Chen’s metric of success is how the medium moves toward universal acceptance. Once the medium achieves that, publishers and investors can finally fund more diverse and passionate storytellers and developers. “That’s what the industry needs to grow,” Chen said.

Snow White started a snowball effect in animation. And in the 90s, computer animations faced, and overcame, a similar hurdle with the release of Pixar’s “Toy Story.”

“I remember how everyone, including Disney, was like CGI is just a fad, like flying golden text for commercials, that’s not art,” Chen said. “Until ‘Toy Story,’ and then the whole family can enjoy it and have something to talk about. That grew that industry.”

In Launcher’s beginner’s guide to gaming, Sky and Journey were selected as accessible titles for anyone new to gaming. Both games provide pressure-free 3D environments to acclimate new players to movement.

More than eight million people already play Sky: Children of the Light on their iPhones. For Chen, he finds the most hope in letters he gets about the game’s multi-generational appeal, and its troll-free social system.

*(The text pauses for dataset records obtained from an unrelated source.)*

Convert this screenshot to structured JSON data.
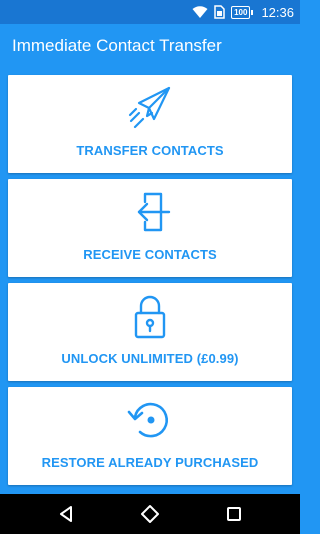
{
  "status_bar": {
    "battery": "100",
    "time": "12:36",
    "icons": [
      "wifi-icon",
      "sim-icon",
      "battery-icon"
    ]
  },
  "app_bar": {
    "title": "Immediate Contact Transfer"
  },
  "actions": [
    {
      "label": "TRANSFER CONTACTS",
      "icon": "paper-plane-icon"
    },
    {
      "label": "RECEIVE CONTACTS",
      "icon": "door-enter-icon"
    },
    {
      "label": "UNLOCK UNLIMITED (£0.99)",
      "icon": "padlock-icon"
    },
    {
      "label": "RESTORE ALREADY PURCHASED",
      "icon": "restore-icon"
    }
  ],
  "nav_bar": {
    "icons": [
      "back-icon",
      "home-icon",
      "recents-icon"
    ]
  },
  "colors": {
    "primary": "#2196F3",
    "primary_dark": "#1976D2",
    "card": "#FFFFFF",
    "nav": "#000000"
  }
}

He designed the game so anyone can adopt and form their own identities, like a grandmother who recently wrote to him about reconnecting with her grandchildren through the game.

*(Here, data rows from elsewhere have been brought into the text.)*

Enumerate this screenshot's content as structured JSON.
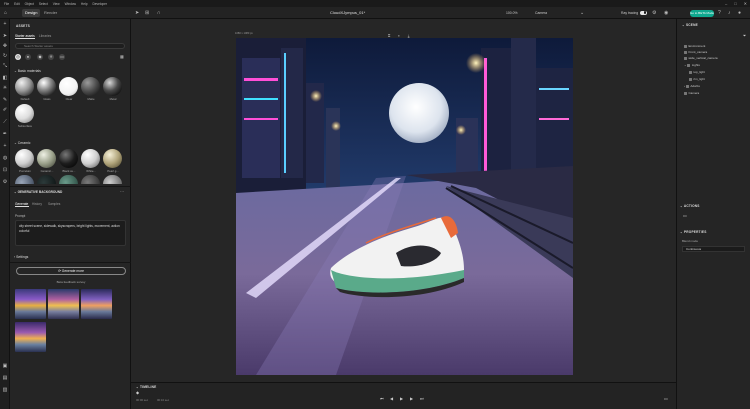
{
  "menu": [
    "File",
    "Edit",
    "Object",
    "Select",
    "View",
    "Window",
    "Help",
    "Developer"
  ],
  "tabs": {
    "design": "Design",
    "render": "Render"
  },
  "document_title": "CloudXJympus_01*",
  "topbar": {
    "zoom": "100.0%",
    "camera": "Camera",
    "ray_tracing": "Ray tracing",
    "beta_button": "Go to BETA Mode"
  },
  "assets": {
    "title": "ASSETS",
    "subtabs": [
      "Starter assets",
      "Libraries"
    ],
    "search_placeholder": "Search Starter assets",
    "basic_materials": {
      "title": "Basic materials",
      "items": [
        "Default",
        "Glass",
        "Clear",
        "Matte",
        "Metal",
        "Subsurface"
      ]
    },
    "ceramic": {
      "title": "Ceramic",
      "items": [
        "Porcelain",
        "Ceramic...",
        "Black ce...",
        "White...",
        "Pearl g..."
      ]
    }
  },
  "generative": {
    "title": "GENERATIVE BACKGROUND",
    "tabs": [
      "Generate",
      "History",
      "Samples"
    ],
    "prompt_label": "Prompt",
    "prompt": "city street scene, sidewalk, skyscrapers, bright lights, movement, action colorful",
    "settings_label": "Settings",
    "generate_button": "Generate more",
    "feedback": "Beta feedback survey"
  },
  "canvas": {
    "size_label": "1080 x 1080 px"
  },
  "scene": {
    "title": "SCENE",
    "items": [
      "Environment",
      "Front_camera",
      "wide_vertical_camera",
      "Lights",
      "top_light",
      "rim_light",
      "Adorbs",
      "Camera"
    ],
    "actions_title": "ACTIONS",
    "properties_title": "PROPERTIES",
    "blend_label": "Blend mode",
    "blend_value": "Continuous"
  },
  "timeline": {
    "title": "TIMELINE",
    "time_current": "00:00 sec",
    "time_total": "00:10 sec"
  },
  "colors": {
    "accent": "#0fa98f",
    "panel": "#252525",
    "background": "#1d1d1d"
  },
  "icons": [
    "home-icon",
    "select-icon",
    "move-icon",
    "camera-icon",
    "light-icon",
    "search-icon",
    "settings-icon",
    "help-icon",
    "bell-icon",
    "play-icon",
    "skip-back-icon",
    "skip-forward-icon"
  ]
}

“In the world of Sky, no one is judging you based on your status, the fact that you are a 67-year-old single woman or anyone,” Chen said. ” You can still form trust and connections through play. You treat each other as individual human beings.

Chen talked about learning to “take off his artist’s hat.” His games have always focused on singular human emotions, performed through character design, music and player expression. Journey was created to evoke a feeling of smallness in an unforgiving universe, and finding hope and light in the routines and paths we create for ourselves in life. With Sky, he knew he needed to do more to let players in.

“Among artists, we say commercial art is like art with sugar on top, so it’s easy for the mass audience to digest,” Chen said. “This is a project I want the family to embrace.”

Chen says that’s why Sky’s musical compositions are child-like lullabies, a step away from Journey’s sweeping, orchestral compositions of Austin Wintory. Not everything needs to be scored like an epic. And not every game needs to be a 100-hour-long Homerian tale. While massive, open-world games are rewarding, you have to play and grind through dozens of hours to experience the tale and see it to its finish. Games need to respect our time before we decide to waste time on them.

“In order for games to be relevant to more adults, we’ve got to be as efficient as the theater, as the soccer game, as the concert,” Chen said.